A sonegação de provas pelo Estado

Por Pierpaolo Cruz Bottini

Em decisão recente, o ministro Ricardo Lewandowski autorizou à defesa de Lula o acesso às mensagens trocadas por procuradores e juiz da Lava Jato, apreendidas na operação Spoofing, em posse da Polícia Federal. A entrega dos documentos foi postergada por mais de uma vez, sob a justificativa de dificuldades técnicas e decorrentes da falta de compreensão dos termos exatos da ordem, exigindo do ministro a reiteração da determinação.

Estratégias para dificultar o acesso a elementos colhidos em investigações não são raras e aparecem na prática com os mais variados disfarces. Sob o pano de entraves burocráticos muitas vezes se esconde a astúcia estatal para impedir o exercício da defesa.

Juntadas, carimbos e autos parecem detalhes de planície frente aos grandes temas do processo penal, mas é justamente neles que reside aquele senhor a quem alguns chamam de diabo. Todas as conquistas, súmulas e regras referentes ao contraditório e à transparência na investigação e no processo penal caem por terra diante de pequenas táticas que passam ao largo das grandes discussões.

No cotidiano, é comum que certas autoridades, sob a alegação de falta de tempo ou de estrutura, deixem de “acostar” aos autos depoimentos, perícias e documentos, muitas vezes apenas revelados — como que por encanto — durante oitivas, surpreendendo o investigado e seu defensor.

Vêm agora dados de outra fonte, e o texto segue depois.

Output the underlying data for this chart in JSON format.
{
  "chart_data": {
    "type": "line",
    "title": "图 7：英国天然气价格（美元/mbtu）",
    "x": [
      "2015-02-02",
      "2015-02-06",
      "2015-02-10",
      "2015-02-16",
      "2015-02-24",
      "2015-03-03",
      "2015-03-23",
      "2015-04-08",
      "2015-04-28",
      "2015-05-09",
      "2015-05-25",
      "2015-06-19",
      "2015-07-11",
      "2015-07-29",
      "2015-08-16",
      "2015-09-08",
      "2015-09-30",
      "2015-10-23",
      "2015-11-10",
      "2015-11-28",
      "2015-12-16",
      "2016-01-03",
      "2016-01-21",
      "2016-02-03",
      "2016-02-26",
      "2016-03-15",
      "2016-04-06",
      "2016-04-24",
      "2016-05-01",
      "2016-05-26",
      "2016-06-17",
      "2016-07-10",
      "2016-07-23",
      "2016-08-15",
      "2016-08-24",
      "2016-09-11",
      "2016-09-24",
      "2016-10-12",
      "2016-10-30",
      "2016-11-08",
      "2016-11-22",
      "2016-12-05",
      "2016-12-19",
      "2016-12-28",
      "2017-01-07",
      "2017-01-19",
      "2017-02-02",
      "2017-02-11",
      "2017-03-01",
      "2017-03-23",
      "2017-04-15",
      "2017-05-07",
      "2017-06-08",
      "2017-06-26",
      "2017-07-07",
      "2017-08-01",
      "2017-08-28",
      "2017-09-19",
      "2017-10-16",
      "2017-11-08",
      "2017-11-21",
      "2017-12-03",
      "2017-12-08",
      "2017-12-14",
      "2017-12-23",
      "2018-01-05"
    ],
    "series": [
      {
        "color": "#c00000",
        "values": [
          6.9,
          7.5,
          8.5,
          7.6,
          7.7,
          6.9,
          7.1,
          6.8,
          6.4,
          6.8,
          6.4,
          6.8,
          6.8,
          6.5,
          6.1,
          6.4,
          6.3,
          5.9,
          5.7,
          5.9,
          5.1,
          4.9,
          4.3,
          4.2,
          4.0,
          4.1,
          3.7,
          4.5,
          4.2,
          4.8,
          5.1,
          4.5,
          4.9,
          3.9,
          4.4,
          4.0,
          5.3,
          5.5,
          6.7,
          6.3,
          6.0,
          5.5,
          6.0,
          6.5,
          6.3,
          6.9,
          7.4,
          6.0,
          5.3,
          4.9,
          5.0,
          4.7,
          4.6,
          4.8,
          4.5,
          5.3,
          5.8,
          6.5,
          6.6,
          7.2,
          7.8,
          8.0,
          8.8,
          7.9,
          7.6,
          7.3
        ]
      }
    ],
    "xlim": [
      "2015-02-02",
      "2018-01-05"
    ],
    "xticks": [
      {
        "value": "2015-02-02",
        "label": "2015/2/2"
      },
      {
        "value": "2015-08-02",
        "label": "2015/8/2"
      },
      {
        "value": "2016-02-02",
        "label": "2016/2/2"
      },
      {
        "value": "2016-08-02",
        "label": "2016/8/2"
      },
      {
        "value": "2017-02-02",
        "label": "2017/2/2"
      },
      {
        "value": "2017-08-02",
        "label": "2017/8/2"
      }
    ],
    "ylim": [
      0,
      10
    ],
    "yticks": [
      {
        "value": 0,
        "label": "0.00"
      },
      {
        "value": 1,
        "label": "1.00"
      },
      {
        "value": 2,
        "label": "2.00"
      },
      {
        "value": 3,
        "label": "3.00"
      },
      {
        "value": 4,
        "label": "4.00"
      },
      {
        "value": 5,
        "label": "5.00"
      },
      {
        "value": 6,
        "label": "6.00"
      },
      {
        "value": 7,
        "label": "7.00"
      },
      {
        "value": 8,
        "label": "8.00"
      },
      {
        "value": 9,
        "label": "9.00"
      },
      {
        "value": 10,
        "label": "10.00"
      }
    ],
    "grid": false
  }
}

Em algum momento da história, o inquérito policial, ou os procedimentos investigatórios, eram espaços de discricionariedade da autoridade, nos quais as decisões sobre diligências, os rumos da investigação, as pessoas a ouvir e as perícias a efetuar cabiam apenas aos representantes do Estado. Ao investigado cedia-se, no máximo, o espaço do depoimento, para apresentar sua versão dos fatos, e, às vezes, o acesso a alguns documentos produzidos.

Há algum tempo, percebeu-se que tal situação compromete o objetivo em torno do qual deve se mover a investigação: conhecer e compreender o realmente ocorrido, ou o mais próximo disso possível. Ainda que a polícia e o Ministério Público se apresentem como agentes do Estado em busca da verdade dos fatos, em boa parte dos casos (com as sempre bem-vindas exceções) sua atuação pende para a busca de indícios ou provas que fundamentem ou reforcem uma tese acusatória, ainda que embrionária. Isso não significa que tais autoridades deixariam deliberadamente de apurar fatos que contradigam suspeitas iniciais, mas é natural que direcionem as atividades para determinados focos, reforçando suas premissas.

Por isso, a transparência das investigações é fundamental. O investigado precisa ter acesso aos autos, conhecer os elementos de prova colhidos, até para contribuir com o esclarecimento do ocorrido com sua versão dos fatos. Não pode haver segredo quando se trata da discussão da liberdade.